A 2015 report by the International Consortium of Investigative Journalists found that 3.4 million people were physically or economically displaced by projects funded by the World Bank. Land was taken, people were forced from their homes and their livelihoods damaged. Some of the other findings of the report, on which more than 50 journalists from 21 countries worked:

  • From 2009 to 2013, the World Bank pumped $50 billion into projects graded the highest risk for “irreversible or unprecedented” social or environmental impacts — more than twice as much as the previous five-year span.
  • The bank regularly fails to live up to its own policies that purport to protect people harmed by projects it finances.
  • The World Bank and its International Finance Corporation lending arm have financed governments and companies accused of human rights violations such as rape, murder and torture. In some cases, they continued to bankroll these borrowers after evidence of abuses emerged.
  • Ethiopian authorities diverted millions of dollars from a World Bank-supported project to fund a violent campaign of mass evictions, according to former officials who carried out the forced resettlement program.

One of the articles that is a part of this investigative report said the bank routinely ignores its own rules that require detailed resettlement plans and that employees face strong pressure to approve big infrastructure projects. The report says:

“The World Bank often neglects to properly review projects ahead of time to make sure communities are protected, and frequently has no idea what happens to people after they are removed. In many cases, it has continued to do business with governments that have abused their citizens, sending a signal that borrowers have little to fear if they violate the bank’s rules, according to current and former bank employees.

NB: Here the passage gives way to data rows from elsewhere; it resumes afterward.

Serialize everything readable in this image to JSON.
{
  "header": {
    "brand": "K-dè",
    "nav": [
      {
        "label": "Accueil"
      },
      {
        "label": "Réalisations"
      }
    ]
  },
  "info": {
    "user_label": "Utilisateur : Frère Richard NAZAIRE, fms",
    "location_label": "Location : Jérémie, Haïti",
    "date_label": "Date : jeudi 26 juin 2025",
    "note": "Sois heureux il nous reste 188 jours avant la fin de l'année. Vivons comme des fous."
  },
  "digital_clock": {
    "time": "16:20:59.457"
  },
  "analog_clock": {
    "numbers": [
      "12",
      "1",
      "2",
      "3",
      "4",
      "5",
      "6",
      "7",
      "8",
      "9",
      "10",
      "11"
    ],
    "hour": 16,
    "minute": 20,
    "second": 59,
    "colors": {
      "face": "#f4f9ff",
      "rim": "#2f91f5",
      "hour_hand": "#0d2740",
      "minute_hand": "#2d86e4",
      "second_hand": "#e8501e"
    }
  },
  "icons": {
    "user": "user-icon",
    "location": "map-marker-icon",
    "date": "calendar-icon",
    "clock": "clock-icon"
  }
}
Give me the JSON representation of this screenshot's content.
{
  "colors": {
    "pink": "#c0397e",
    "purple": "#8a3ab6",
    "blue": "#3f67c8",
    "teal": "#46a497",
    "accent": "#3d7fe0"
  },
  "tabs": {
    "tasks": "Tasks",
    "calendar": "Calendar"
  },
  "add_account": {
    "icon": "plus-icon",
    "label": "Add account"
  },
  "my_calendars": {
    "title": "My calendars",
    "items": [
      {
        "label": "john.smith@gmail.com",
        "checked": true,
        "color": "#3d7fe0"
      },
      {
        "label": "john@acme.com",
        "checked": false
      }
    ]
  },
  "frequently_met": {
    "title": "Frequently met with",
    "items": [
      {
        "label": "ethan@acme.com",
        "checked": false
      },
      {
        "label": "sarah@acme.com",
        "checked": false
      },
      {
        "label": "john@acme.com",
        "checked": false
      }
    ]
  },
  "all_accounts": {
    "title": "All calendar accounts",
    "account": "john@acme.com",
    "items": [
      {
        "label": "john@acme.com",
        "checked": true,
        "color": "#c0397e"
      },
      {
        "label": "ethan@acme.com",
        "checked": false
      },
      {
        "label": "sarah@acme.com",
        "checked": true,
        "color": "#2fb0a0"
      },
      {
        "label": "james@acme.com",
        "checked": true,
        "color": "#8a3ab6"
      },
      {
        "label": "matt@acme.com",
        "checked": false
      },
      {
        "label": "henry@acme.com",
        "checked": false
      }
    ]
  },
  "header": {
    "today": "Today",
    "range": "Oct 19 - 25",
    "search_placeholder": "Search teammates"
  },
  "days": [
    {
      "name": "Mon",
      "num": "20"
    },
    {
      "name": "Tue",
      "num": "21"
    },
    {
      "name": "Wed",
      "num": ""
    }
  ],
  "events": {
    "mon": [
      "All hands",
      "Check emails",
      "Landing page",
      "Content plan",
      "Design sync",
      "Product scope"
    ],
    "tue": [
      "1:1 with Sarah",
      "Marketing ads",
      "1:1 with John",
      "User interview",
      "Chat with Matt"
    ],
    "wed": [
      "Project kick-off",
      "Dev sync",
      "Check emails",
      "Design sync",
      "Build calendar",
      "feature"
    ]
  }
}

‘There was often no intent on the part of the governments to comply — and there was often no intent on the part of the bank’s management to enforce,’ said Navin Rai, a former World Bank official who oversaw the bank’s protections for indigenous peoples from 2000 to 2012. ‘That was how the game was played.’ …

Current and former bank employees say the work of enforcing these standards has often been undercut by internal pressures to win approval for big, splashy projects. Many bank managers, insiders say, define success by the number of deals they fund. They often push back against requirements that add complications and costs.”

Funding that facilitates global warming

Incredibly, one of the outcomes of the Paris Climate Summit was for leaders of the G7 countries to issue a communiqué that they would seek to raise funds “from private investors, development finance institutions and multilateral development banks.” These leaders propose the World Bank be used to fight global warming despite it being a major contributor to projects that increase greenhouse-gas emissions, including providing billions of dollars to finance new coal plants around the world. The bank even had the monumental hypocrisy to issue a report in 2012 that called for slowing global warming while ignoring its own role.

It is hoped you, dear reader, won’t fall off your chair in shock, but the World Bank’s role in facilitating global warming has since only increased.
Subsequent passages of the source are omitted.